The LX-WordSim-353 was created from WordSim-353 (Agirre et al., 2009). As the name suggests, this data set contains 353 pairs of words. Both words in each pair can have different morphosyntactic categories. The data set is made of nouns, adjectives, verbs and named entities, and has no multiwords.
Originally (Finkelstein, et al., 2002), each pair of words received a human judgement on a scale from 0 (totally unrelated words) to 10 (very much related or identical words).

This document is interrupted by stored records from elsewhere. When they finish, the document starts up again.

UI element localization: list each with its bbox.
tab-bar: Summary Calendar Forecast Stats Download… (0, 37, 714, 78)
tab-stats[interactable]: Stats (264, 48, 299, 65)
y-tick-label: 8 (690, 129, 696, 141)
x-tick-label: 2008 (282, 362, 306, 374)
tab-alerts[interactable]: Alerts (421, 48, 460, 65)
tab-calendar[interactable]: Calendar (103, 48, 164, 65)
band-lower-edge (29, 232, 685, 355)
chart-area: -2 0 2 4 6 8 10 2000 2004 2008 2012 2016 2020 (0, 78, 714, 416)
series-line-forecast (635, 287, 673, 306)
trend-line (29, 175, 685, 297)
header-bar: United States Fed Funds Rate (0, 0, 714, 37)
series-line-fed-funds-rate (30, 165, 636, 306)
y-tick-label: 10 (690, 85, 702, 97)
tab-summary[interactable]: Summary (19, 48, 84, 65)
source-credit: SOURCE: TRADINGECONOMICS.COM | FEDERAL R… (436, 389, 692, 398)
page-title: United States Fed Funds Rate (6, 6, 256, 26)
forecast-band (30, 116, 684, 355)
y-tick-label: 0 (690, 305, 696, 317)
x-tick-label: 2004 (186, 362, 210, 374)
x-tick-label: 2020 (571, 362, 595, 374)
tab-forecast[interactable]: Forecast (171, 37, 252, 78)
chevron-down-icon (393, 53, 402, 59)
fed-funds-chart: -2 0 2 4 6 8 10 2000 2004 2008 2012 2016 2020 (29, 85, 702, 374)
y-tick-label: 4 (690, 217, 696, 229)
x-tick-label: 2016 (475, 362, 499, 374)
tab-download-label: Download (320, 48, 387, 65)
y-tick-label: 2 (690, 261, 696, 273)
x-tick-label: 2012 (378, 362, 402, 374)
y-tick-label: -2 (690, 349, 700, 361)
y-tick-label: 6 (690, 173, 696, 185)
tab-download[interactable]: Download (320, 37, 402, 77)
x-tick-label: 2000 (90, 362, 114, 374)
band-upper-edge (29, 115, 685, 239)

Agirre et al. (2009) observed that the numeric annotation did not distinguish between similar and related pairs. In an attempt to know which was the true relation between the words of each pair, they advanced with a different approach in the annotation of this data set. Thus, the annotators should classify all pairs as being synonyms, antonyms, identical, hyperonym-hyponym, sibling terms (terms with a common hyperonymy), meronym-holonym or none-of-the-above. With this annotation, they could determine which pairs had a relation of similarity among the two words and which pairs had related words. At the end, they distinguished between the pairs with related words and the pairs with similar words. In the word pairs categorized as synonyms, antonyms, identical and hyperonym-hyponym, there was a relation of similarity between both words. In the word pairs categorized as sibling terms, holonym-meronym or none-of-the-above, which had on average a similarity greater than 5, there was a relation of relatedness between both words.
The LX-WordSim-353 was the outcome of a) the translation of WordSim-353 into Portuguese and b) the annotation of that list with the classification established by Agirre, et al. (2009). The translation process followed the same procedures as the translation of the data sets in the sections above: two translators translated the same data and a third expert adjudicated when there were mismatches.